Suele expresarse que Venezuela es un país de contraste. La afirmación se sustenta al tomar en cuenta las diferencias existentes con relación a nuestro territorio y sus regiones naturales.
Eso mismo puede afirmarse con respecto al carácter de nuestros habitantes y a la lamentable realidad, de haber pasado de convivir con de un venezolano afable, sincero, amigable, bondadoso, con un compatriota irascible. Huraño, inamistoso a quien todo perturba y deja a un lado la negociación y el entendimiento para enfrentarse a las dificultades. Los venezolanos de hoy nos hemos convertido en seres violentos.
La violencia, como es bien conocido, tiene entre sus orígenes la marginalidad y el resentimiento social, y las condiciones de vida, las cuales se han hecho más precarias y difíciles.
Cada vez tenemos una violencia no sólo limitada a lo físico, que se extiende al estado de ánimo que se vive en el país. Esa una violencia espiritual expresada mediante la inconformidad con lo existente y lo que nos rodea. Cualquier cosa nos ofusca y perturba. Es un clima creado por nosotros, al que contribuimos mediante nuestro comportamiento y acciones.
Factor fundamental en la creación de ese estado de violencia es el de la comunicación y la expresión de sentimientos e ideas. Y en ese particular destacan los argumentos expresados a través de los medios de comunicación social con especial referencia a la televisión.
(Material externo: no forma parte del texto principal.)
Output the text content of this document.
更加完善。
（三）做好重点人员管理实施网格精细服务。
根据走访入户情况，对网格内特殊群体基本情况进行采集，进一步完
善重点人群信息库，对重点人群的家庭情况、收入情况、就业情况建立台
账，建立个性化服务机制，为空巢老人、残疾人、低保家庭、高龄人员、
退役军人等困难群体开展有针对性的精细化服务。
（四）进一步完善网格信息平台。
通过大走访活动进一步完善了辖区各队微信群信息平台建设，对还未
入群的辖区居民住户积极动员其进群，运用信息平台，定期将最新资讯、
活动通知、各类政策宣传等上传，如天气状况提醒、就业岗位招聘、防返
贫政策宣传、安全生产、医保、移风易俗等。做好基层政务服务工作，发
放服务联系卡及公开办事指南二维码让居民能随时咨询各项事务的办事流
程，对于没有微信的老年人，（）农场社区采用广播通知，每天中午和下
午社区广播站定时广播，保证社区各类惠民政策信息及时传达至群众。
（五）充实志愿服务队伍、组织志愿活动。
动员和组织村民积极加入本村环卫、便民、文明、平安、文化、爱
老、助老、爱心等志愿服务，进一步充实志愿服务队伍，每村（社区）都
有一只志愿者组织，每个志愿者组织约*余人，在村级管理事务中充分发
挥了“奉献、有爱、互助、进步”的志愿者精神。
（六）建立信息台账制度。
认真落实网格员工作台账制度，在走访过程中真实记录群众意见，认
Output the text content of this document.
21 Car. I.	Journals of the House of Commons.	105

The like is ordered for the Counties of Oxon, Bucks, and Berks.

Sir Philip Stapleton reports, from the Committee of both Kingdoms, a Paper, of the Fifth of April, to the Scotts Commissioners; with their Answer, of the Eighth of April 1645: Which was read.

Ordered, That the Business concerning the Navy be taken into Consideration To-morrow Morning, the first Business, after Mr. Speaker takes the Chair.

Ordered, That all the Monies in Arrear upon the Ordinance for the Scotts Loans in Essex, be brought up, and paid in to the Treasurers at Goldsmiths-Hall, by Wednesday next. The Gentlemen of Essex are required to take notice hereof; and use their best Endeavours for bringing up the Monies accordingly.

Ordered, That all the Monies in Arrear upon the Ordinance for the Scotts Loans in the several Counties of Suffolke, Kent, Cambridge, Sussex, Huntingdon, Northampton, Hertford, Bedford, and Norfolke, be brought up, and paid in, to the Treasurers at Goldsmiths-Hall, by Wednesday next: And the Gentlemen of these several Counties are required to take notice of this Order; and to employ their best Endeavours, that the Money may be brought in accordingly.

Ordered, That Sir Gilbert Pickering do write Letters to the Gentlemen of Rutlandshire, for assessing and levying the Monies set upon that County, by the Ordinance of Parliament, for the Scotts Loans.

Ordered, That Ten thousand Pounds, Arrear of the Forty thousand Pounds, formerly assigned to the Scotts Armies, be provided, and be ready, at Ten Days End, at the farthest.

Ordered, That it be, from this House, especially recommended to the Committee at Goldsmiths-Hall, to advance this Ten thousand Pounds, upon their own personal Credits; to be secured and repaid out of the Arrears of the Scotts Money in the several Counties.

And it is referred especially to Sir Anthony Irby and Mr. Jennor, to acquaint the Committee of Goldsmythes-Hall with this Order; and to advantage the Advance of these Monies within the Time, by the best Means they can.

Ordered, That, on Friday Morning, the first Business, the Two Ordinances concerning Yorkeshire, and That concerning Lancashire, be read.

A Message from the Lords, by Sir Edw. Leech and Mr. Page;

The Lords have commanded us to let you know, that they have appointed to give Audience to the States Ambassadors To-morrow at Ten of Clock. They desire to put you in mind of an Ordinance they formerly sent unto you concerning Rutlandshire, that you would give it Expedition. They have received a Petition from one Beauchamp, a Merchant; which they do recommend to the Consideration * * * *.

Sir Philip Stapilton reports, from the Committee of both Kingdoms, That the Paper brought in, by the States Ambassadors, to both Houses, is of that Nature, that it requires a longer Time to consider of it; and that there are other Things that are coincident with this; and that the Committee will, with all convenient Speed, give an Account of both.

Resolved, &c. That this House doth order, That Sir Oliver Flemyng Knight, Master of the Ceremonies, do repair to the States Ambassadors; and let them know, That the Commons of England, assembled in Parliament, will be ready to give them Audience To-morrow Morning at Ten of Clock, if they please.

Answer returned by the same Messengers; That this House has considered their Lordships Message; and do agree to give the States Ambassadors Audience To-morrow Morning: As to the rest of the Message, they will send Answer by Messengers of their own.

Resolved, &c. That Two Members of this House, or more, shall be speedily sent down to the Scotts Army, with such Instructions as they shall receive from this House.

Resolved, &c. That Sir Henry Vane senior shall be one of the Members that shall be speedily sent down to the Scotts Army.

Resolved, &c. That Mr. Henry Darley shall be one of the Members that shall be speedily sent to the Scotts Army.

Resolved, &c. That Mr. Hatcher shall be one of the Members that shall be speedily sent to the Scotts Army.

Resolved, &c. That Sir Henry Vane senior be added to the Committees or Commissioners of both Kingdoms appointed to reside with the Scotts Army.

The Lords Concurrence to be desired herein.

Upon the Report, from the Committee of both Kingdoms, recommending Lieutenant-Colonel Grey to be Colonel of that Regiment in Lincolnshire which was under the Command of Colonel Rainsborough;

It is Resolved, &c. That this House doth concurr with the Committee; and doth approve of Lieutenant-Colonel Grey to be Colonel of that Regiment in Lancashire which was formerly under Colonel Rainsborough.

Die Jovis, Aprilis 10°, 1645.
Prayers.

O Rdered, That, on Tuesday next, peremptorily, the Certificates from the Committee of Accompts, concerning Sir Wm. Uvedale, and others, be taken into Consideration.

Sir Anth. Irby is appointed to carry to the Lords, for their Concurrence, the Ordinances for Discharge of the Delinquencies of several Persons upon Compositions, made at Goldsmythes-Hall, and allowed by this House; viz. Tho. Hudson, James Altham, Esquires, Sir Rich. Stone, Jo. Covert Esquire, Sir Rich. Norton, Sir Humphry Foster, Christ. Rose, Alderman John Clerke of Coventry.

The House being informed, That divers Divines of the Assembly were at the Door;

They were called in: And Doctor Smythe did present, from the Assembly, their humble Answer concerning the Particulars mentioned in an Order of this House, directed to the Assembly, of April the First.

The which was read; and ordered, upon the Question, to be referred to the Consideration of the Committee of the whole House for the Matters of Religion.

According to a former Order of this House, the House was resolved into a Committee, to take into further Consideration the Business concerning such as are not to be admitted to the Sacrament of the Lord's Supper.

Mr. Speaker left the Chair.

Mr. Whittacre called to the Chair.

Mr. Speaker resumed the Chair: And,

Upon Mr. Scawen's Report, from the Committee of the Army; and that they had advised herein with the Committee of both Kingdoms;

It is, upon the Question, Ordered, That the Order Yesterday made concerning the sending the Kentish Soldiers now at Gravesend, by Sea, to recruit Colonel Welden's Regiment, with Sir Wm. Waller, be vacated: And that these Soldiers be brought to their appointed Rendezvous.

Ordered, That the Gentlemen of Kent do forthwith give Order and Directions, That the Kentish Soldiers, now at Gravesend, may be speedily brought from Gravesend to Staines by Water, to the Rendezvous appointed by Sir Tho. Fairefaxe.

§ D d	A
Ese material no es exclusivo de las telenovelas. Los noticiarios constituyen una genuina expresión violenta al presentar reseñas de crímenes, estadísticas de sucesos y hechos donde impera lo negativo. Igualmente, se destaca la actuación de dirigentes y activistas políticos quienes a través de su acción y ejecutorias ofrecen testimonio negativo en su modo de vida y conducta y reniegan de lo existente; para ellos, lo positivo no existe.
Estas conductas propician actitudes violentas, pues lo expresado en alocuciones e intervenciones, producto de complejos y resentimientos sociales, nada aportan al logro de la auténtica paz espiritual.
Todo lo contrario. Claman por el enfrentamiento y estimulan la discordia y el descontento, auténticos factores de violencia. Por tanto, hay que desterrarlos y dejarlos a un lado.